大大的蒸籠堆的高高的,油糕餅放進蒸籠的最上邊兒一層,下面則全蒸上大大的、捏成花樣的玉米面饅頭。

之所以用玉米面只是為了黃燦燦的好看又喜慶,為了讓村裏人知道他們的闊氣,陶劉氏咬著牙,割肉一樣的用了整整一袋子精細白面攙和進玉米面裏,這樣看起來好看不說,花饅頭吃進嘴裏,也又軟又細膩。

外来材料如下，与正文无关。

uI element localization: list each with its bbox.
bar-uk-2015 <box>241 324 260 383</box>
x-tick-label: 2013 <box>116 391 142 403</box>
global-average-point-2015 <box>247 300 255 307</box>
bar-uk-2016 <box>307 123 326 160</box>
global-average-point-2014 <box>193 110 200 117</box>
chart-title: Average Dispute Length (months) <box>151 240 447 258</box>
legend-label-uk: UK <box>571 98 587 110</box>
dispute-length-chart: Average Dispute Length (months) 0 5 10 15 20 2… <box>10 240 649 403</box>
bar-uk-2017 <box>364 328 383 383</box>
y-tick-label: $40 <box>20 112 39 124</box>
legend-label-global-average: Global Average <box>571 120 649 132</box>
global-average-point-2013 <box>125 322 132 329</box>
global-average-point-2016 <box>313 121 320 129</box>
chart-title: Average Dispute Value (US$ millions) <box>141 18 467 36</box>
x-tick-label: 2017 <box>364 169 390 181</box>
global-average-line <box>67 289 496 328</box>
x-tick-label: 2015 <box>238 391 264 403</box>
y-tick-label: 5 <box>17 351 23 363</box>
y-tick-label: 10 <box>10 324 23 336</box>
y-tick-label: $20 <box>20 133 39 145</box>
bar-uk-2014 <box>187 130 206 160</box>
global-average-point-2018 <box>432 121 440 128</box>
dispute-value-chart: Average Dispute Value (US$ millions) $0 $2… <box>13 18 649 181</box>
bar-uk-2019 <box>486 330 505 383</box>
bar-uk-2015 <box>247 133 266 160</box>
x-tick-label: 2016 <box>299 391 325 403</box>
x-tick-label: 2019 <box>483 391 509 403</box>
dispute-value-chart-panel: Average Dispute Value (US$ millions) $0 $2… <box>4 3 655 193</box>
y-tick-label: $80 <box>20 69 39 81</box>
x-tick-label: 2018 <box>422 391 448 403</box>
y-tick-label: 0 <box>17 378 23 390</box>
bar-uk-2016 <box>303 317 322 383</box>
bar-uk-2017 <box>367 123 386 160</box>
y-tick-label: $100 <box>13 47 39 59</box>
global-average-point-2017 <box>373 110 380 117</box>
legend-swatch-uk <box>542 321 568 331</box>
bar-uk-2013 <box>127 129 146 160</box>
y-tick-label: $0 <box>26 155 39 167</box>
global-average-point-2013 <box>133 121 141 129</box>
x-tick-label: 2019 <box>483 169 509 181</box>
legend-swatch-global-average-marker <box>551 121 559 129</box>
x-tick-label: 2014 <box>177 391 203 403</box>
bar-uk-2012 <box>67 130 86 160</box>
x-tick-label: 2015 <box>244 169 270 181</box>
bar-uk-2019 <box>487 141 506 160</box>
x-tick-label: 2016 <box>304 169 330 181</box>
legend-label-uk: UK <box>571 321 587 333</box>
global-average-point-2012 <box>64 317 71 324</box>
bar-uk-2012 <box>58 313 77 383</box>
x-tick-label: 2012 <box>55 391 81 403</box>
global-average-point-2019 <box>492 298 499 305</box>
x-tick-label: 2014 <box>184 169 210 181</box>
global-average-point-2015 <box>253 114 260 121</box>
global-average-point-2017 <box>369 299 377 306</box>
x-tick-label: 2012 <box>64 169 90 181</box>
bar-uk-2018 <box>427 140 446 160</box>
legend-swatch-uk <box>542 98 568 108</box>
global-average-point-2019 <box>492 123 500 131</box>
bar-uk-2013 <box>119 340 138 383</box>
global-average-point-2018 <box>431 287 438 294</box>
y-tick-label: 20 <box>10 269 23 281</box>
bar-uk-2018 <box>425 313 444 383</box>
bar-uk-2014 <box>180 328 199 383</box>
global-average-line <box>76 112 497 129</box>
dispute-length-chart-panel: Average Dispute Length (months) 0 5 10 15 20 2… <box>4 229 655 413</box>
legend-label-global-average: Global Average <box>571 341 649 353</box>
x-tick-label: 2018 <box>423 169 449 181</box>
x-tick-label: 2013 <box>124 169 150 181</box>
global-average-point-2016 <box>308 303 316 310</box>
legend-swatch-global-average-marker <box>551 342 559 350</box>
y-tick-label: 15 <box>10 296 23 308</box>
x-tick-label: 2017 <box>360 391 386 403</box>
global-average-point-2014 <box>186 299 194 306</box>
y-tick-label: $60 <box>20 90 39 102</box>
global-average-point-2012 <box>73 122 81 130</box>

至於陶秀娘,她今天不用幹別的,就專心給家裏好好的做上三餐飯食,算做出嫁前的盡孝。

全家上下忙活兒了一整天,晚上匆匆吃過晚飯後,所有人便滅了燈,抓緊時間多睡會兒,連心裏揣了只兔子似得陶秀娘,都沒心思拉著陶鯉說說話,倒頭便睡。

到了寅時,夜最深的時候,陶鯉率先爬了起來,小聲的叫醒了家裏的女人,所有女人打著哈欠起床,合起門來讓男人們接著休息。

“水都燒好了沒?”

陶劉氏大大的打了個哈欠,她歲數不小了,這麽半夜折騰起來,她還真有點受不了。

陶二妹揉著眼睛,癱坐在桌邊,點頭嘟囔道:“早燒好了,在竈上熱著呢。”

“行,那我和二姐先給大姐準備洗澡水,娘,您要不先給奶煮個甜水蛋墊著點,不然怕奶熬著累著身子。”

陶鯉自然的接過話頭安排起來,因為除了她之外只有陶秀娘還看著精神些,所以剩下的三人,便腦子裏懵懵的聽著她的話動了起來。

家裏給陶二牛專門做的洗澡用的大木盆被艱難的搬了出來,裏邊兒呼呼倒入兌好的熱水。

陶鯉把白天洗凈的梅花花瓣和青嫩的松針撒入水中,又從懷裏掏出一個小瓶,把裏邊兒的香液倒了小半進去,用手攪合均勻,這浮著一層花瓣,下邊兒鋪著松針的洗澡水,泛著一股甜膩的香味,看在陶二妹眼裏,比戲文裏唱的,娘娘沐浴的規格也差不了多少了。

“香液?這麽金貴的東西,你倒也舍得拿給大姐洗澡用。”

陶二妹忙活了半天總算清醒了些,見陶鯉往洗澡水裏倒香液,心裏有點酸溜溜的。

陶鯉微微一笑,把剩下的小半瓶香液塞進陶二妹手裏,低聲道:“二姐,本來一整瓶都應該倒給大姐沐浴的,我好不容易才用梅花添了香氣,剩下小半瓶給你,你可千萬別讓大姐看見啊。”

占了便宜,還是占了新娘子的便宜,陶二妹沒有一點內疚的,直接美滋滋把香液的瓶子往懷裏一揣,給了陶鯉一個“算你識相”的笑臉。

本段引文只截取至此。